2. Relevant equations
v=d/t
d=v1t+1/2at^2

3. The attempt at a solution

Here is what I had a shot at:

for sound:
v=d/t
d=vt
d=340t

for the stone:
d=v1t+1/2at^2
d=0(4.86s)+1/2(-9.8m/s^2)(4.86-t)^2

for the system:
d=d
so:
340t=1/2(-9.8m/s^2)(4.68-t)^2
340t=-4.9m/s^2 (t^2-9.36t+21.9024)
340t=-4.9t^2+45.864t-107.32176
0=-4.9t^2-294.136t-107.32176

Using that quadratic, I substitute it into the quadratic formula and obtain 2 extraneous solutions:
t=-59.6606....s or t=-0.367s

I can see that the amount of time it will take the sound to reach the observers ear is very small in comparison to the amount of time it will take the rock to fall to the bottom. as such, I expect t to be very small since sound is travelling at 340m/s. also I noticed that 1/2at^2 is = approx 107m. The best result I have come up with is 124m, which exceeds the above mentioned result.

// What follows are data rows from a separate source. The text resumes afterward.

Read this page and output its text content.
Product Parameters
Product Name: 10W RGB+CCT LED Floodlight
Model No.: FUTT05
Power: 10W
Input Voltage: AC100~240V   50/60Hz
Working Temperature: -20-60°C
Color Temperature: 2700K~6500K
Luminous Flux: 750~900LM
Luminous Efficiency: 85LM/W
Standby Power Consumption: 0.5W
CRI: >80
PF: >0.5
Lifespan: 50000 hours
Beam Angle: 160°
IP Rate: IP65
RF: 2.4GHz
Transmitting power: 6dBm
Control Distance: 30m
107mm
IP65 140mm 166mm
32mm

The solution sheet says 95.0m

Last edited: Nov 11, 2013
2. Nov 11, 2013

### vela

Staff Emeritus
You have a sign mistake. The lefthand side is positive when t>0 while the righthand side is negative because you used a=-9.8 m/s^2.

3. Nov 11, 2013

### slurik

Gah! Thanks so much. Sometimes signs get the better of me when ive been working a long time. I have found the solution. Many thanks again! Time for a break perhaps.